On Tuesday, Forbes released their annual list of the highest-paid actresses in Hollywood and Jennifer Lawrence was on top for the second year in a row. JLaw reportedly made $46 million in movie deals and endorsements. Forbes released the list of the world’s highest-paid actors today, and joining JLaw on the top of the “I’m Getting Paid, Bitches!” pile is Dwayne “The Rock” Johnson. When The Rock isn’t starting maybe-fake fights with his co-stars on Instagram, he’s getting richer and richer. $18.5 million richer than JLaw in fact.

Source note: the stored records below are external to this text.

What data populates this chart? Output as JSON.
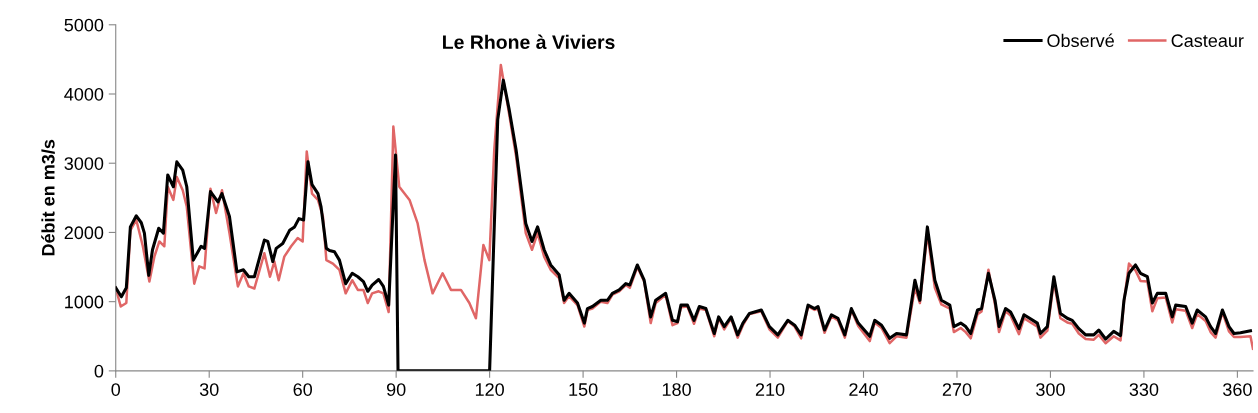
{
  "chart_data": {
    "type": "line",
    "title": "Le Rhone à Viviers",
    "ylabel": "Débit en m3/s",
    "xlim": [
      0,
      365
    ],
    "xticks": [
      0,
      30,
      60,
      90,
      120,
      150,
      180,
      210,
      240,
      270,
      300,
      330,
      360
    ],
    "ylim": [
      0,
      5000
    ],
    "yticks": [
      0,
      1000,
      2000,
      3000,
      4000,
      5000
    ],
    "grid": false,
    "legend": "top right",
    "marker": "none",
    "line_style": "solid",
    "series": [
      {
        "name": "Observé",
        "color": "#000000",
        "x": [
          0,
          1.8,
          3.4,
          4.7,
          6.6,
          8.2,
          9.2,
          10.6,
          11.8,
          13.8,
          15.3,
          16.7,
          18.5,
          19.6,
          21.5,
          22.8,
          24.9,
          27.4,
          28.5,
          30.4,
          32.8,
          34.1,
          36.5,
          38.9,
          41.0,
          42.7,
          44.5,
          47.7,
          48.8,
          50.4,
          51.5,
          53.6,
          55.8,
          57.4,
          58.8,
          60.3,
          61.7,
          63.0,
          64.9,
          65.9,
          67.6,
          68.6,
          70.2,
          71.8,
          73.8,
          75.9,
          77.7,
          79.5,
          80.9,
          82.3,
          84.4,
          85.9,
          87.6,
          89.8,
          90.6,
          120.0,
          122.6,
          124.4,
          126.3,
          128.5,
          131.6,
          133.6,
          135.4,
          137.5,
          139.6,
          142.3,
          143.9,
          145.5,
          148.2,
          150.4,
          151.4,
          153.0,
          155.7,
          157.8,
          159.4,
          161.6,
          163.7,
          165.0,
          167.4,
          169.6,
          171.7,
          173.3,
          176.5,
          178.7,
          180.3,
          181.4,
          183.5,
          185.6,
          187.3,
          189.4,
          192.1,
          193.5,
          195.3,
          197.5,
          199.6,
          201.3,
          203.4,
          207.2,
          209.8,
          212.5,
          215.7,
          217.9,
          220.0,
          222.2,
          224.3,
          225.4,
          227.5,
          229.7,
          231.8,
          234.0,
          236.1,
          238.3,
          242.0,
          243.6,
          245.8,
          248.4,
          250.6,
          253.8,
          256.5,
          258.1,
          260.5,
          262.9,
          265.0,
          267.7,
          269.0,
          271.2,
          272.8,
          274.4,
          276.6,
          277.9,
          280.1,
          282.2,
          283.5,
          285.6,
          287.2,
          289.9,
          291.5,
          295.8,
          296.8,
          299.0,
          301.1,
          303.2,
          305.4,
          307.0,
          309.1,
          311.3,
          313.9,
          315.5,
          317.7,
          320.3,
          322.5,
          323.6,
          325.2,
          327.3,
          328.9,
          331.1,
          332.7,
          334.3,
          337.0,
          339.1,
          340.2,
          343.4,
          345.5,
          347.1,
          349.8,
          351.4,
          353.0,
          355.2,
          357.3,
          358.9,
          361.0,
          364.2
        ],
        "values": [
          1200,
          1070,
          1200,
          2080,
          2240,
          2140,
          1990,
          1380,
          1750,
          2060,
          1990,
          2830,
          2660,
          3020,
          2900,
          2660,
          1600,
          1800,
          1770,
          2590,
          2440,
          2560,
          2230,
          1430,
          1460,
          1360,
          1360,
          1890,
          1870,
          1580,
          1770,
          1840,
          2030,
          2080,
          2200,
          2180,
          3020,
          2690,
          2560,
          2370,
          1770,
          1740,
          1720,
          1600,
          1260,
          1410,
          1360,
          1290,
          1150,
          1240,
          1320,
          1220,
          950,
          3120,
          0,
          0,
          3630,
          4200,
          3770,
          3190,
          2130,
          1870,
          2080,
          1750,
          1530,
          1390,
          1020,
          1120,
          980,
          690,
          900,
          930,
          1020,
          1020,
          1120,
          1170,
          1260,
          1240,
          1530,
          1310,
          780,
          1020,
          1120,
          730,
          710,
          950,
          950,
          730,
          930,
          900,
          540,
          780,
          640,
          780,
          520,
          690,
          830,
          880,
          640,
          520,
          730,
          660,
          520,
          950,
          900,
          930,
          590,
          810,
          760,
          520,
          900,
          690,
          500,
          730,
          660,
          470,
          540,
          520,
          1310,
          1020,
          2080,
          1310,
          1020,
          950,
          640,
          690,
          640,
          540,
          880,
          900,
          1410,
          1020,
          640,
          900,
          850,
          610,
          810,
          690,
          540,
          640,
          1360,
          830,
          760,
          730,
          610,
          520,
          520,
          590,
          460,
          570,
          510,
          1020,
          1410,
          1530,
          1410,
          1360,
          980,
          1120,
          1120,
          780,
          950,
          930,
          690,
          880,
          780,
          640,
          540,
          880,
          640,
          540,
          550,
          580
        ]
      },
      {
        "name": "Casteaur",
        "color": "#e06666",
        "x": [
          0,
          1.6,
          3.4,
          4.7,
          6.6,
          8.7,
          10.8,
          12.4,
          14.0,
          15.6,
          16.7,
          18.5,
          19.6,
          21.5,
          22.8,
          25.2,
          26.8,
          28.5,
          30.4,
          32.2,
          34.1,
          36.5,
          39.2,
          41.0,
          42.7,
          44.5,
          47.7,
          49.5,
          50.9,
          52.3,
          54.1,
          56.3,
          58.4,
          60.0,
          61.3,
          63.0,
          64.9,
          66.5,
          67.6,
          69.7,
          71.8,
          73.8,
          75.9,
          77.7,
          79.5,
          80.9,
          82.3,
          84.4,
          85.9,
          87.6,
          89.1,
          91.0,
          94.3,
          96.9,
          99.1,
          101.7,
          104.9,
          107.6,
          110.8,
          113.5,
          115.6,
          118.0,
          119.9,
          121.5,
          123.6,
          126.3,
          128.5,
          131.6,
          133.6,
          135.4,
          137.5,
          139.6,
          142.3,
          143.9,
          145.5,
          148.2,
          150.4,
          151.4,
          153.0,
          155.7,
          157.8,
          159.4,
          161.6,
          163.7,
          165.0,
          167.4,
          169.6,
          171.7,
          173.3,
          176.5,
          178.7,
          180.3,
          181.4,
          183.5,
          185.6,
          187.3,
          189.4,
          192.1,
          193.5,
          195.3,
          197.5,
          199.6,
          201.3,
          203.4,
          207.2,
          209.8,
          212.5,
          215.7,
          217.9,
          220.0,
          222.2,
          224.3,
          225.4,
          227.5,
          229.7,
          231.8,
          234.0,
          236.1,
          238.3,
          242.0,
          243.6,
          245.8,
          248.4,
          250.6,
          253.8,
          256.5,
          258.1,
          260.5,
          262.9,
          265.0,
          267.7,
          269.0,
          271.2,
          272.8,
          274.4,
          276.6,
          277.9,
          280.1,
          282.2,
          283.5,
          285.6,
          287.2,
          289.9,
          291.5,
          295.8,
          296.8,
          299.0,
          301.1,
          303.2,
          305.4,
          307.0,
          309.1,
          311.3,
          313.9,
          315.5,
          317.7,
          320.3,
          322.5,
          323.6,
          325.2,
          327.3,
          328.9,
          331.1,
          332.7,
          334.3,
          337.0,
          339.1,
          340.2,
          343.4,
          345.5,
          347.1,
          349.8,
          351.4,
          353.0,
          355.2,
          357.3,
          358.9,
          361.0,
          364.2,
          365.0
        ],
        "values": [
          1200,
          930,
          980,
          2030,
          2180,
          1800,
          1290,
          1650,
          1870,
          1800,
          2660,
          2470,
          2800,
          2610,
          2370,
          1260,
          1510,
          1480,
          2630,
          2280,
          2610,
          1990,
          1220,
          1410,
          1220,
          1190,
          1700,
          1360,
          1580,
          1310,
          1650,
          1800,
          1920,
          1870,
          3170,
          2560,
          2470,
          2230,
          1600,
          1550,
          1460,
          1120,
          1310,
          1170,
          1170,
          980,
          1120,
          1150,
          1120,
          850,
          3530,
          2660,
          2470,
          2130,
          1600,
          1120,
          1410,
          1170,
          1170,
          980,
          760,
          1820,
          1600,
          3200,
          4420,
          3700,
          3100,
          1990,
          1750,
          1990,
          1650,
          1460,
          1340,
          980,
          1080,
          950,
          640,
          880,
          900,
          1000,
          980,
          1100,
          1150,
          1240,
          1200,
          1500,
          1290,
          690,
          980,
          1100,
          660,
          690,
          920,
          930,
          680,
          900,
          880,
          500,
          760,
          600,
          760,
          480,
          660,
          820,
          860,
          600,
          480,
          720,
          640,
          470,
          930,
          880,
          900,
          550,
          790,
          730,
          480,
          880,
          650,
          430,
          700,
          620,
          400,
          500,
          480,
          1200,
          980,
          1990,
          1200,
          960,
          900,
          560,
          620,
          560,
          470,
          820,
          860,
          1460,
          960,
          560,
          860,
          800,
          530,
          760,
          640,
          480,
          580,
          1290,
          760,
          700,
          680,
          540,
          460,
          450,
          520,
          400,
          500,
          440,
          1000,
          1550,
          1450,
          1300,
          1290,
          860,
          1050,
          1060,
          700,
          890,
          870,
          620,
          820,
          720,
          560,
          480,
          850,
          570,
          490,
          490,
          500,
          320
        ]
      }
    ]
  }
}
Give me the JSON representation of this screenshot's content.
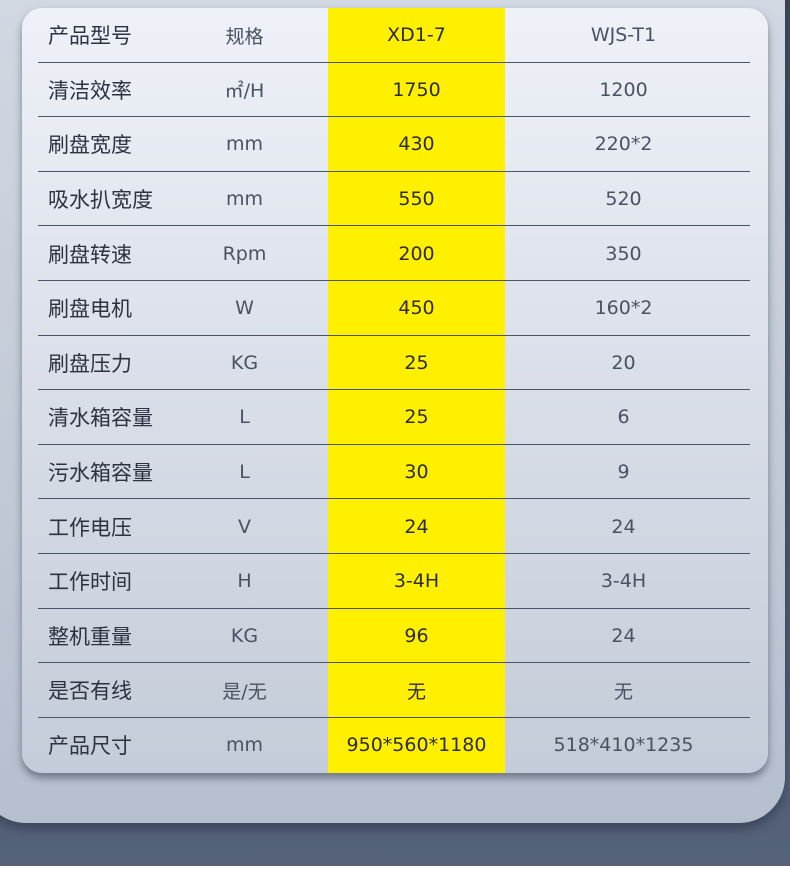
{
  "colors": {
    "highlight": "#fff000",
    "background": "#4f5b6e",
    "card": "#e6eaf1"
  },
  "table": {
    "header": [
      "产品型号",
      "规格",
      "XD1-7",
      "WJS-T1"
    ],
    "rows": [
      [
        "清洁效率",
        "㎡/H",
        "1750",
        "1200"
      ],
      [
        "刷盘宽度",
        "mm",
        "430",
        "220*2"
      ],
      [
        "吸水扒宽度",
        "mm",
        "550",
        "520"
      ],
      [
        "刷盘转速",
        "Rpm",
        "200",
        "350"
      ],
      [
        "刷盘电机",
        "W",
        "450",
        "160*2"
      ],
      [
        "刷盘压力",
        "KG",
        "25",
        "20"
      ],
      [
        "清水箱容量",
        "L",
        "25",
        "6"
      ],
      [
        "污水箱容量",
        "L",
        "30",
        "9"
      ],
      [
        "工作电压",
        "V",
        "24",
        "24"
      ],
      [
        "工作时间",
        "H",
        "3-4H",
        "3-4H"
      ],
      [
        "整机重量",
        "KG",
        "96",
        "24"
      ],
      [
        "是否有线",
        "是/无",
        "无",
        "无"
      ],
      [
        "产品尺寸",
        "mm",
        "950*560*1180",
        "518*410*1235"
      ]
    ]
  }
}
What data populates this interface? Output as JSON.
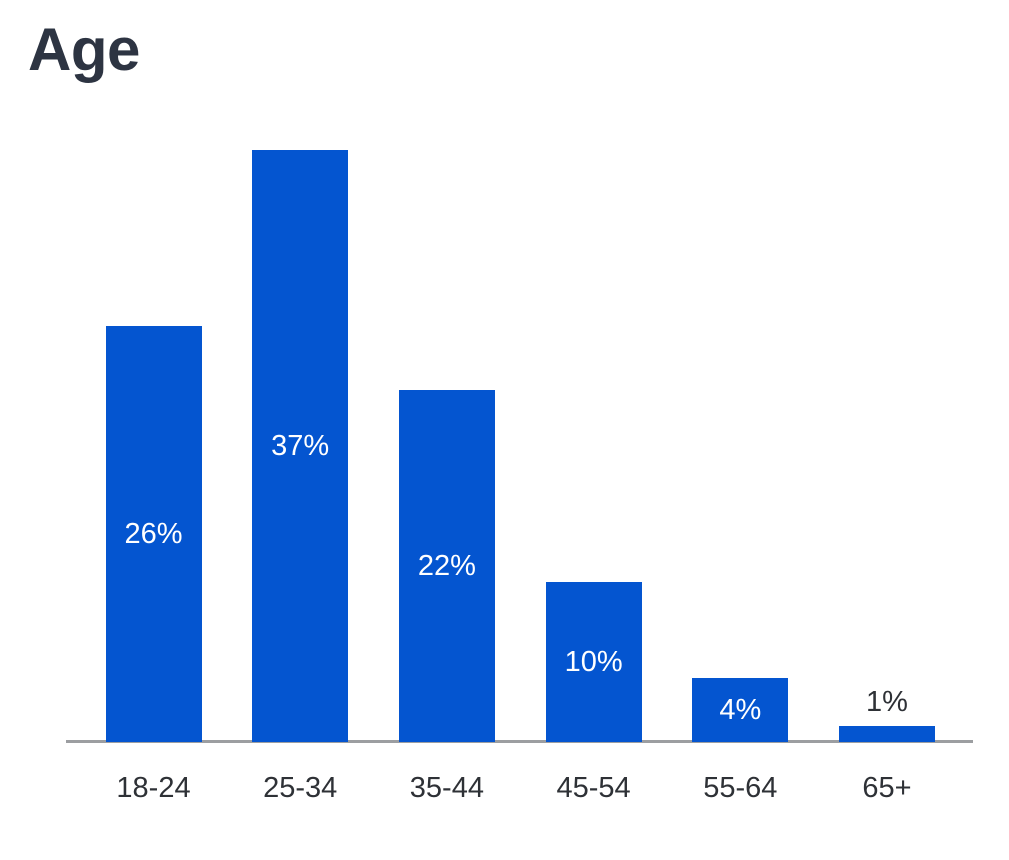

Apparently making movies about fast cars with Vin Diesel and yelling at Kevin Hart is a really lucrative gig. Forbes says that The Rock made $64.5 million this year. The Rock knocked Robert Downey Jr. and his Iron Man millions off the top spot from last year by getting paid a lot for Central Intelligence, Fast 8, and that Baywatch movie. That’s pretty good for someone who started out in a pair of black spandex underwear screaming about jabronis and the smell of his cooking.
Vin Diesel also made the list with $35 million. Vin needs to use some of those millions to build a proper recording studio. His bank account has proven that there’s no excuse for why his sensual internet videos look like low-budget 2am phone sex commercials. The full list is here, but this is the top 10.
1. The Rock – $64.5 million
2. Jackie Chan – $61 million
3. Matt Damon – $55 million
4. Tom Cruise – $53 million
5. Johnny Depp – $48 million
6. Ben Affleck – $43 million
7. Vin Diesel – $35 million
8. (tie) Robert Downey Jr., Shah Rukh Khan – $33 million
10. (tie) Brad Pitt, Akshay Kumar – $31.5 million
I’m sure there’s a lot of people who are looking at that $64.5 million and cursing themselves for ditching high school wrestling practice for shotgunning beers behind the gymnasium. But if it makes you feel any better, just remember that there’s probably not much left of The Rock’s $64.5 million after he goes grocery shopping.
Forbes doesn’t give a breakdown of who paid The Rock exactly how much, but it sounds like he made all his money from movies. Jennifer Lawrence needs to tap The Rock’s manager on the shoulder and let them know The Rock could be pulling in a whole lot more money if he got into that paid endorsement game. How in the hell is The Rock not the official spokesman for baby oil or tight-in-the-arms t-shirts? At the very least get the guy a deal with Pepto-Bismol. There’s no way you can chase a pile of pancakes with a plate of steak and eggs without getting a massive case of gut rot.